There are a few options if you do want to use something like an 80 on a guitar with a tuning peg that won’t fit it. The easiest thing to do is to have a tech use a very small drill or other means of widening your tuning peg just slightly. There’s a lot of meat on your tuning pegs and those holes can be expanded without it causing any sort of issues for the performance of the peg or anything like that. The other option, if you’re just using it one time, is to clip the string just a little bit past the length that you need and use a pair of needle nose pliers to unwrap the outer wrap and string the core wire right through the tuning peg. Won’t cause any issues for the performance of the string, it’s just a little bit of tedious work. In general, I would recommend having a tech fix it for you so you don’t have to worry about it in the future.
What have we learned today? Well, we learned that you can use up to a 74 gauge string on at least an Epiphone tuning peg without any trouble. My gut is that it’d be fairly similar on a lot of other mainstream tuning pegs and you can use actually a pretty heavy string without coming into any trouble there. We did also learn that you’re going to have to do some widening of the nut. This again depends guitar by guitar how it’s set up, but in a lot of cases, once you get over something like 52 or 54, you might have to just slightly widen that, but again, just a little bit of very fine grit sandpaper and you’re going to be off to the races.
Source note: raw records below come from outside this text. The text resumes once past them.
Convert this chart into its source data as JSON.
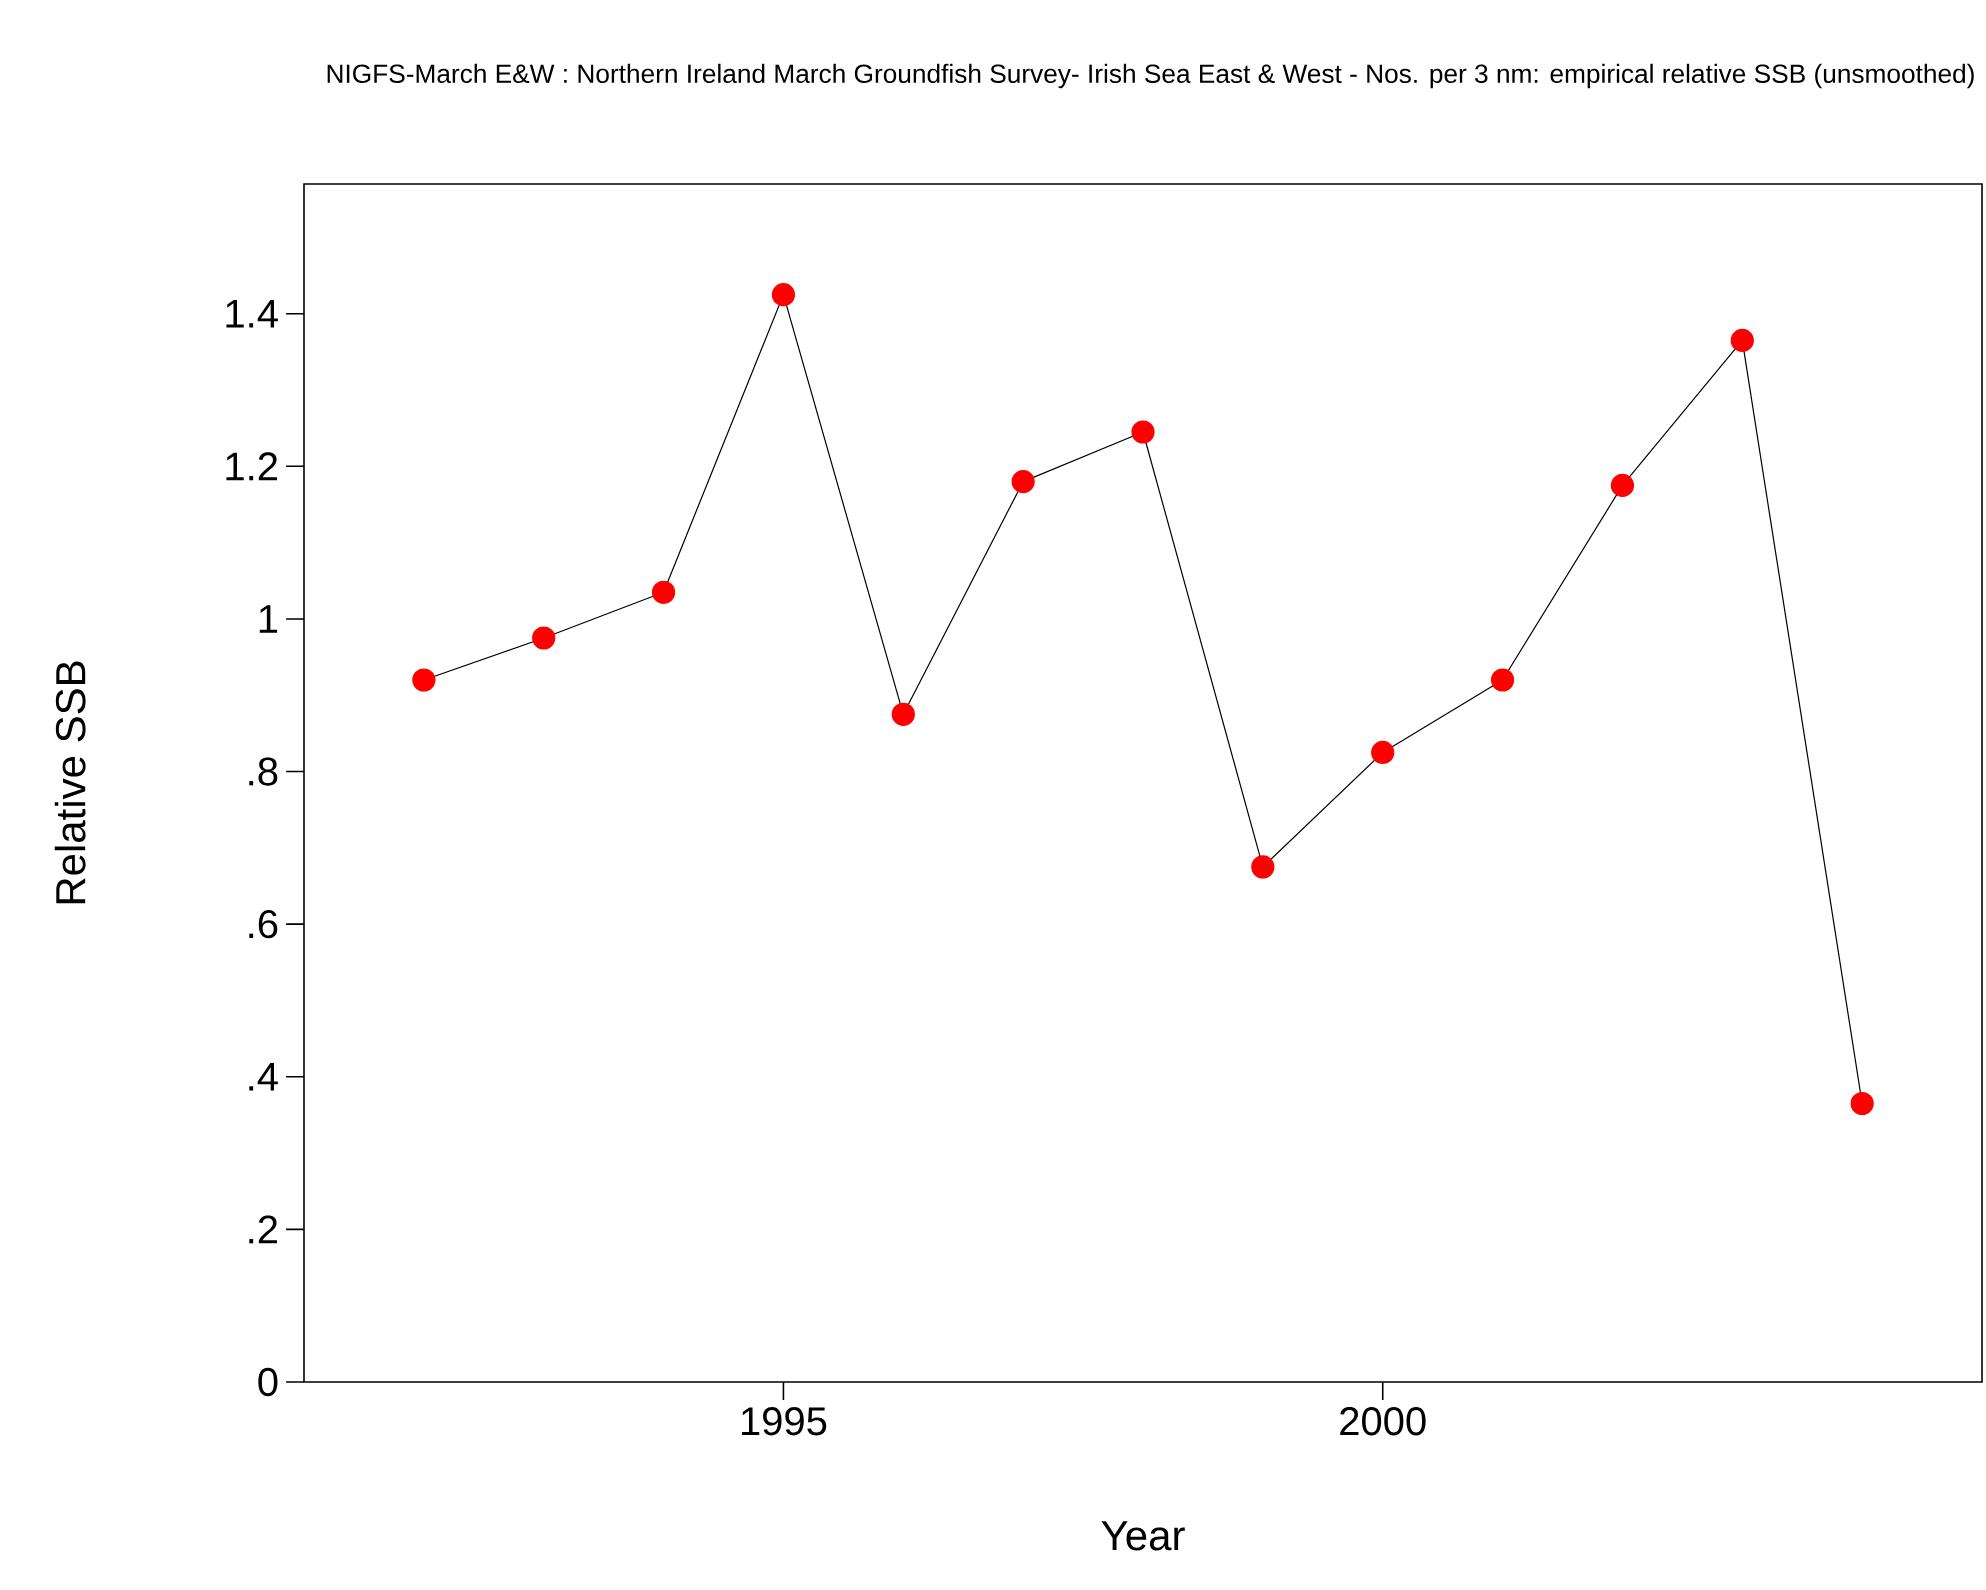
{
  "chart_data": {
    "type": "line",
    "title": "NIGFS-March E&W : Northern Ireland March Groundfish Survey- Irish Sea East & West - Nos. per 3 nm: empirical relative SSB (unsmoothed)",
    "xlabel": "Year",
    "ylabel": "Relative SSB",
    "x": [
      1992,
      1993,
      1994,
      1995,
      1996,
      1997,
      1998,
      1999,
      2000,
      2001,
      2002,
      2003,
      2004
    ],
    "series": [
      {
        "color": "#ff0000",
        "values": [
          0.92,
          0.975,
          1.035,
          1.425,
          0.875,
          1.18,
          1.245,
          0.675,
          0.825,
          0.92,
          1.175,
          1.365,
          0.365
        ]
      }
    ],
    "xlim": [
      1991,
      2005
    ],
    "ylim": [
      0,
      1.57
    ],
    "xticks": [
      1995,
      2000
    ],
    "yticks": [
      0,
      {
        "value": 0.2,
        "label": ".2"
      },
      {
        "value": 0.4,
        "label": ".4"
      },
      {
        "value": 0.6,
        "label": ".6"
      },
      {
        "value": 0.8,
        "label": ".8"
      },
      1,
      {
        "value": 1.2,
        "label": "1.2"
      },
      {
        "value": 1.4,
        "label": "1.4"
      }
    ],
    "marker": "circle",
    "line_style": "solid",
    "grid": false
  }
}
Now if you don’t tune down or really, really low, you might be wondering why anybody would ever need a string that thick on a six string guitar, but if you’re tuning down to things like F sharp, you really, really need a heavy string. Something like a 74 would be a great option for you, so it’s good to know that you can use a 74 with just a little bit of work on the nut without a problem, even on a guitar just like this Epiphone Hollow Body that was definitely not set up for it.
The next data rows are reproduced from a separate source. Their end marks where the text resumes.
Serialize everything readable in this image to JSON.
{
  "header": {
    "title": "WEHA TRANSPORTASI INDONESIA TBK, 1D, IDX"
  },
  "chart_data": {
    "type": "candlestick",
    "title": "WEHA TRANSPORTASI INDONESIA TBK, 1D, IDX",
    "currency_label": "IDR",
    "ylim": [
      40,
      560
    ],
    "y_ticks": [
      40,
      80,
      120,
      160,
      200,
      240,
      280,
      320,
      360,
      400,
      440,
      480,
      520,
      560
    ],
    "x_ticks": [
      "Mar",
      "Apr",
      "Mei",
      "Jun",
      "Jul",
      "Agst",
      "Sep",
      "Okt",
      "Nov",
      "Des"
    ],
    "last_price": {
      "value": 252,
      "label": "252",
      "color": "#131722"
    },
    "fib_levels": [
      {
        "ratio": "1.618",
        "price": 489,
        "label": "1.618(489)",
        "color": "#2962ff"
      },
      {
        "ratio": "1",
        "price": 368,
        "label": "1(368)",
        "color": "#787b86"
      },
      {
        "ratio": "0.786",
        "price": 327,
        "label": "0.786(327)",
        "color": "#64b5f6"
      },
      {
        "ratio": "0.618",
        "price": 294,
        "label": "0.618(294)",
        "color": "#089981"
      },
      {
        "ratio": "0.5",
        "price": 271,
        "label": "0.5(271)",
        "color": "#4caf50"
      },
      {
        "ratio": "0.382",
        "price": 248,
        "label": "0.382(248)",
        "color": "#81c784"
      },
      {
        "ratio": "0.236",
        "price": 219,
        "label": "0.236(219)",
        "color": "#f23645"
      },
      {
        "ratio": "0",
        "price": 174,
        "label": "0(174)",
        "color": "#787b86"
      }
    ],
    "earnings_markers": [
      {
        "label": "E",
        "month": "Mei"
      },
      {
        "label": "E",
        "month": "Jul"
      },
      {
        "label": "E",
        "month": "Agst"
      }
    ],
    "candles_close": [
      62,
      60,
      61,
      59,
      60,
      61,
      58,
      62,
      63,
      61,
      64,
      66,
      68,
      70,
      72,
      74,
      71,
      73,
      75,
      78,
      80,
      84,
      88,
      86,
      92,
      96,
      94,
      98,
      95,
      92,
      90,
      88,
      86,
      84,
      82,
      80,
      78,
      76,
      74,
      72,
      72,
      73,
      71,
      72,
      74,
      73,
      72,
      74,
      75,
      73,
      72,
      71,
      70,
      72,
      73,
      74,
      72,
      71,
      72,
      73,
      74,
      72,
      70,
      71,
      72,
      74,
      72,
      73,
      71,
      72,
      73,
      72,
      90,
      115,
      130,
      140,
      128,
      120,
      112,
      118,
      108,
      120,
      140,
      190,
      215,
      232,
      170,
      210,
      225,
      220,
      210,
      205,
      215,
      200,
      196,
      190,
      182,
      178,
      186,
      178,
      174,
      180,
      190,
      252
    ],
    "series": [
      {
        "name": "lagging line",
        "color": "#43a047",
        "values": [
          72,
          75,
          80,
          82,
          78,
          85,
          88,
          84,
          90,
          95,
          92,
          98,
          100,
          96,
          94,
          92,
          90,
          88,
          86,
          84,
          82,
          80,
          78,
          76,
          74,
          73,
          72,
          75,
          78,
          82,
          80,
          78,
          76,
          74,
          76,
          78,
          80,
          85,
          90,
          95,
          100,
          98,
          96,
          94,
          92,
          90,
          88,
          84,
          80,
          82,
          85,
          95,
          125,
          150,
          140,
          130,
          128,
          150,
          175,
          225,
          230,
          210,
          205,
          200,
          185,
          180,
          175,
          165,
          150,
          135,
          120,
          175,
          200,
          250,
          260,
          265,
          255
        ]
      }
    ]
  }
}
I also have a lot of guys ask me when they’re using really, really heavy strings if it’s bad for the neck of the guitar. The thing that you have to understand is tension is a mixture of the gauge or mass of the string and what you’re tuning it up to. If you’re tuning way, way down and you’re using really heavy strings, it’s not necessarily going to have any more tension than a set of 10’s in standard, but if you’re tuning something like a 74 on the bottom to the E of a standard tuning, that’s going to be a lot of tension and that’s going to be bad for your neck. The important thing is to just always ensure that your matching where your tuning is and what your scale length is, with the gauge of strings that you’re using. We can be a really great resource for that. I encourage you to hit us up at [email protected].
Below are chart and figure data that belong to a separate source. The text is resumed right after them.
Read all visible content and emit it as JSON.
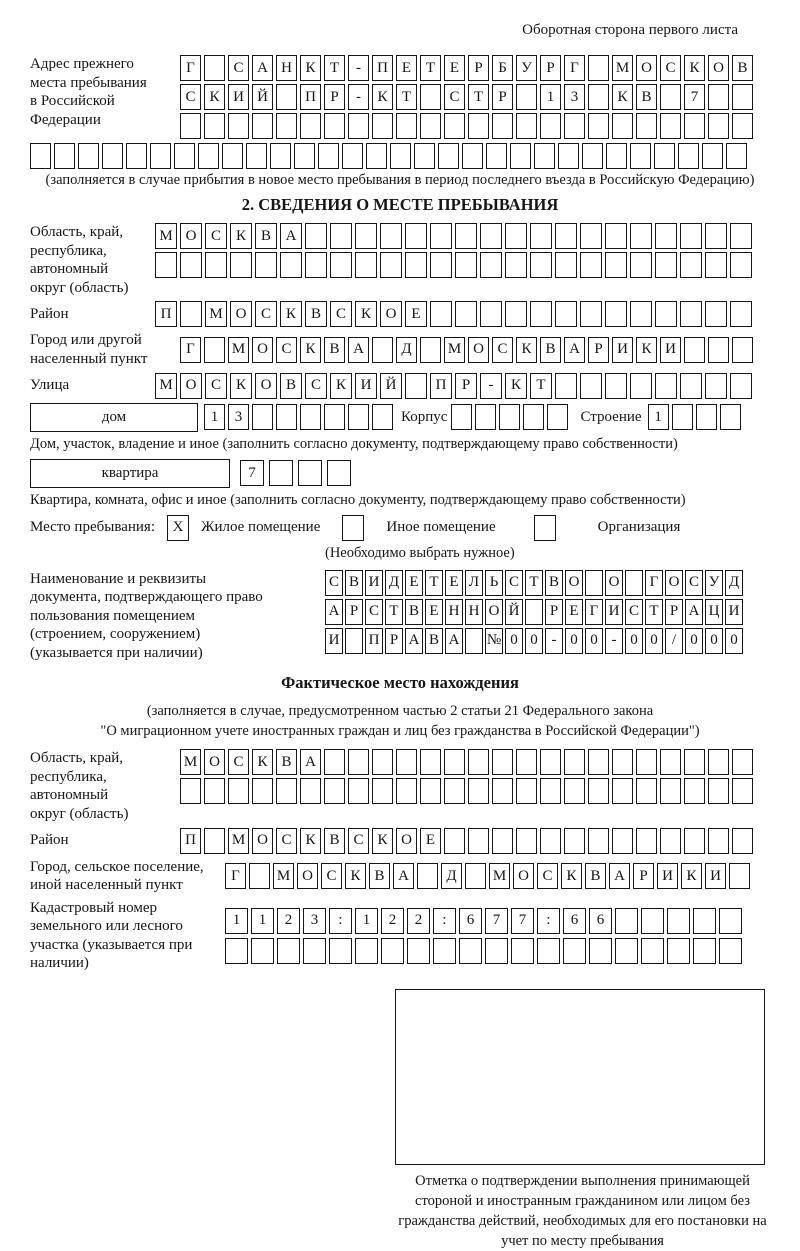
{
  "page": {
    "side_note": "Оборотная сторона первого листа"
  },
  "prev_address": {
    "label": "Адрес прежнего места пребывания в Российской Федерации",
    "rows": [
      {
        "text": "Г САНКТ-ПЕТЕРБУРГ МОСКОВ",
        "len": 24
      },
      {
        "text": "СКИЙ ПР-КТ СТР 13 КВ 7",
        "len": 24
      },
      {
        "text": "",
        "len": 24
      }
    ],
    "full_row": {
      "text": "",
      "len": 30
    },
    "footnote": "(заполняется в случае прибытия в новое место пребывания в период последнего въезда в Российскую Федерацию)"
  },
  "section2": {
    "title": "2. СВЕДЕНИЯ О МЕСТЕ ПРЕБЫВАНИЯ",
    "region": {
      "label": "Область, край, республика, автономный округ (область)",
      "rows": [
        {
          "text": "МОСКВА",
          "len": 24
        },
        {
          "text": "",
          "len": 24
        }
      ]
    },
    "district": {
      "label": "Район",
      "row": {
        "text": "П МОСКВСКОЕ",
        "len": 24
      }
    },
    "city": {
      "label": "Город или другой населенный пункт",
      "row": {
        "text": "Г МОСКВА Д МОСКВАРИКИ",
        "len": 24
      }
    },
    "street": {
      "label": "Улица",
      "row": {
        "text": "МОСКОВСКИЙ ПР-КТ",
        "len": 24
      }
    },
    "house": {
      "box_label": "дом",
      "cells": {
        "text": "13",
        "len": 8
      },
      "korpus_label": "Корпус",
      "korpus_cells": {
        "text": "",
        "len": 5
      },
      "stroenie_label": "Строение",
      "stroenie_cells": {
        "text": "1",
        "len": 4
      },
      "footnote": "Дом, участок, владение и иное (заполнить согласно документу, подтверждающему право собственности)"
    },
    "apartment": {
      "box_label": "квартира",
      "cells": {
        "text": "7",
        "len": 4
      },
      "footnote": "Квартира, комната, офис и иное (заполнить согласно документу, подтверждающему право собственности)"
    },
    "residence_type": {
      "label": "Место пребывания:",
      "checked_mark": "X",
      "option1": "Жилое помещение",
      "option1_mark": "X",
      "option2": "Иное помещение",
      "option2_mark": "",
      "option3": "Организация",
      "option3_mark": "",
      "hint": "(Необходимо выбрать нужное)"
    },
    "document": {
      "label": "Наименование и реквизиты документа, подтверждающего право пользования помещением (строением, сооружением) (указывается при наличии)",
      "rows": [
        {
          "text": "СВИДЕТЕЛЬСТВО О ГОСУД",
          "len": 21
        },
        {
          "text": "АРСТВЕННОЙ РЕГИСТРАЦИ",
          "len": 21
        },
        {
          "text": "И ПРАВА №00-00-00/000",
          "len": 21
        }
      ],
      "full_value": "СВИДЕТЕЛЬСТВО О ГОСУДАРСТВЕННОЙ РЕГИСТРАЦИИ ПРАВА № 00-00-00/000"
    }
  },
  "actual_location": {
    "title": "Фактическое место нахождения",
    "note_line1": "(заполняется в случае, предусмотренном частью 2 статьи 21 Федерального закона",
    "note_line2": "\"О миграционном учете иностранных граждан и лиц без гражданства в Российской Федерации\")",
    "region": {
      "label": "Область, край, республика, автономный округ (область)",
      "rows": [
        {
          "text": "МОСКВА",
          "len": 24
        },
        {
          "text": "",
          "len": 24
        }
      ]
    },
    "district": {
      "label": "Район",
      "row": {
        "text": "П МОСКВСКОЕ",
        "len": 24
      }
    },
    "city": {
      "label": "Город, сельское поселение, иной населенный пункт",
      "row": {
        "text": "Г МОСКВА Д МОСКВАРИКИ",
        "len": 22
      }
    },
    "cadastral": {
      "label": "Кадастровый номер земельного или лесного участка (указывается при наличии)",
      "rows": [
        {
          "text": "1123:122:677:66",
          "len": 20
        },
        {
          "text": "",
          "len": 20
        }
      ]
    },
    "stamp_caption": "Отметка о подтверждении выполнения принимающей стороной и иностранным гражданином или лицом без гражданства действий, необходимых для его постановки на учет по месту пребывания"
  }
}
If you have any questions, just let us know what tuning your using, what scale length your using and what gauges you’ve typically used in the past and we’ll help you find the gauge of strings that’s going to work really well for you.
What do you think? Have you tried really, really heavy gauge strings on different guitars and found the point at which they no longer work? Let us know down in the comments, I would love to hear how it varies from guitar to guitar. We have tested a lot of different guitars here and in general, for us, up to about a 70, it’s not usually a problem. Some very old vintage style Fender tuners, those can get a little tricky after something like a 52 or 54, but it just depends on what tuner your using, and in almost all cases, no matter what, you can get a little bit of work done to your guitar and you’ll still be able to put as heavy of a string as you really want on there without too much trouble.